I want to calculate the shortest distances between observations based
on the coordinates (latitude, longitude). I have adapted a simple
version from N. Cox's nearest neighbor search which was presented here
some time ago. In contrast to that, I want to calulate not only the
shortest but also the second shortest (third, and so on) distances.

Here is a simplified structure of the dataset:

observation_type	country	year	latitude	longitude
1		                Albania	2010	42.07972	19.52361
1		                Albania	2010	42.15028	19.66389
1		                Albania	2010	42.01667	19.48333
2		                Albania	2010	39.95	20.28333
2		                Albania	2010	42.08417	20.42

I want to calculate the smallest distances for a given observation of
observation_type=1 to an observation of type=2 for a given year in a
given country.
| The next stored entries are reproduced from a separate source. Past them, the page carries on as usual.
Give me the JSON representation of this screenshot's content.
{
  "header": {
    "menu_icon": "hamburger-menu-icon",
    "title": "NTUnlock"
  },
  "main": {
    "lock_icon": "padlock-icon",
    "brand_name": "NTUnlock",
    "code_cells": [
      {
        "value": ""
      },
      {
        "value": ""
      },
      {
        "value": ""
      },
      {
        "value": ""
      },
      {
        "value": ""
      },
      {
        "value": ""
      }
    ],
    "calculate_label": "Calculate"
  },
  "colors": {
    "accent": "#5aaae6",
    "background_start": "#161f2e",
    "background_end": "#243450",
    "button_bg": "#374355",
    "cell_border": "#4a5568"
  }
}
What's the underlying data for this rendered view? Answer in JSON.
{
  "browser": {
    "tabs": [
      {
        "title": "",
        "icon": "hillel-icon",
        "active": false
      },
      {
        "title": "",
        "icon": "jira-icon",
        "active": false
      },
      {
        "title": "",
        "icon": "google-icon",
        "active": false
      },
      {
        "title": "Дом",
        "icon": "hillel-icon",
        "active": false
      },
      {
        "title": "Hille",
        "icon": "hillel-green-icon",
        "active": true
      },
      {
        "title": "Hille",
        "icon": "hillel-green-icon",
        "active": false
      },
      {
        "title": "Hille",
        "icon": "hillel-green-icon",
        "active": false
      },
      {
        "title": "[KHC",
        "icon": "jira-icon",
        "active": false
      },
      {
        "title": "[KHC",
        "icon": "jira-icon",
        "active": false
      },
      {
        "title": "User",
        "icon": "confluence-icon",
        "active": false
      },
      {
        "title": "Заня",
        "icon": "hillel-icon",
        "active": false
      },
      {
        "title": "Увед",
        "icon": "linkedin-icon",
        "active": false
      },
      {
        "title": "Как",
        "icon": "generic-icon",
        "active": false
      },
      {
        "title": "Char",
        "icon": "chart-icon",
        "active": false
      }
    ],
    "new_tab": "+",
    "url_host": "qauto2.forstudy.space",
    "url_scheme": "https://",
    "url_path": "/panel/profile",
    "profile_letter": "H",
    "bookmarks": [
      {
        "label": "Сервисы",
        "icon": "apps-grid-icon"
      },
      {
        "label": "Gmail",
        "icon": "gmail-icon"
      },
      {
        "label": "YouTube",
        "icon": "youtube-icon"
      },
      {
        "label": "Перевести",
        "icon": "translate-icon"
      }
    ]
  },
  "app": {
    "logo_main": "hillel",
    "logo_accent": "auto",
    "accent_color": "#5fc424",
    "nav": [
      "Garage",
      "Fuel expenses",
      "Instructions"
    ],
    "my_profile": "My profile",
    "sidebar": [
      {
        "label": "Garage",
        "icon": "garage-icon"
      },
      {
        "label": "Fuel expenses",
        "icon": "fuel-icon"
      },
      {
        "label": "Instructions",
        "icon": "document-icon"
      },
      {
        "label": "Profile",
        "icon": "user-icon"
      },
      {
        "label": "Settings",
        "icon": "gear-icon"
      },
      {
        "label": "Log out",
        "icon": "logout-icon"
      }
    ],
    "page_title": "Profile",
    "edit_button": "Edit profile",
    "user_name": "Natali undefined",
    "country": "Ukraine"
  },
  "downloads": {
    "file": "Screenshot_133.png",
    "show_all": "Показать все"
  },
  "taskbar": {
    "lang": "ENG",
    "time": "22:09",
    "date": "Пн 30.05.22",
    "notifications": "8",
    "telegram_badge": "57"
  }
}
Here is the code (all variables are generated of the
form gen bank_1_dist_1 =.)

* Shortest distance
local n = _N
forval i = 1/`n' {
forval j = 1/`n' {
if  (`i' != `j') & (observation_type[`i']==1) &
(observation_type[`j']==2) &
(country_number[`i']==country_number[`j']) & (year[`i']==year[`j']) {
local d  = (latitude[`i'] - latitude[`j'])^2 + (longitude[`i'] -
longitude[`j'])^2
replace bank_2010_1_`j'=`d' in `i'
if `d' < bank_1_dist_1[`i'] {
replace bank_1_dist_1 = `d' in `i'
replace bank_1_id_1 = `j' in `i'
}
}
}
}
* Second shortest distance
local n = _N
forval i = 1/`n' {
forval j = 1/`n' {
if  (`i' != `j') &(observation_type[`i']==1)
&(observation_type[`j']==2)
&(country_number[`i']==country_number[`j']) &(year[`i']==year[`j']) {
local d2  = (latitude[`i'] - latitude[`j'])^2 + (longitude[`i'] -
longitude[`j'])^2
if (`d2' > bank_1_dist_1[`i']) & (`d2' < bank_1_dist_2[`i']) {
replace bank_1_dist_2 = `d2' in `i'
replace bank_1_id_2 = `j' in `i'
}
}

}
}

Here is the problem: The shortest distance seems to be well
calculated. However, the second smallest distance is not calculated
correctly (sometimes it takes on the same value as the shortest
distance and only sometimes it is the actual shortest distance). Do
you know why? Do you have any suggestions for improvement?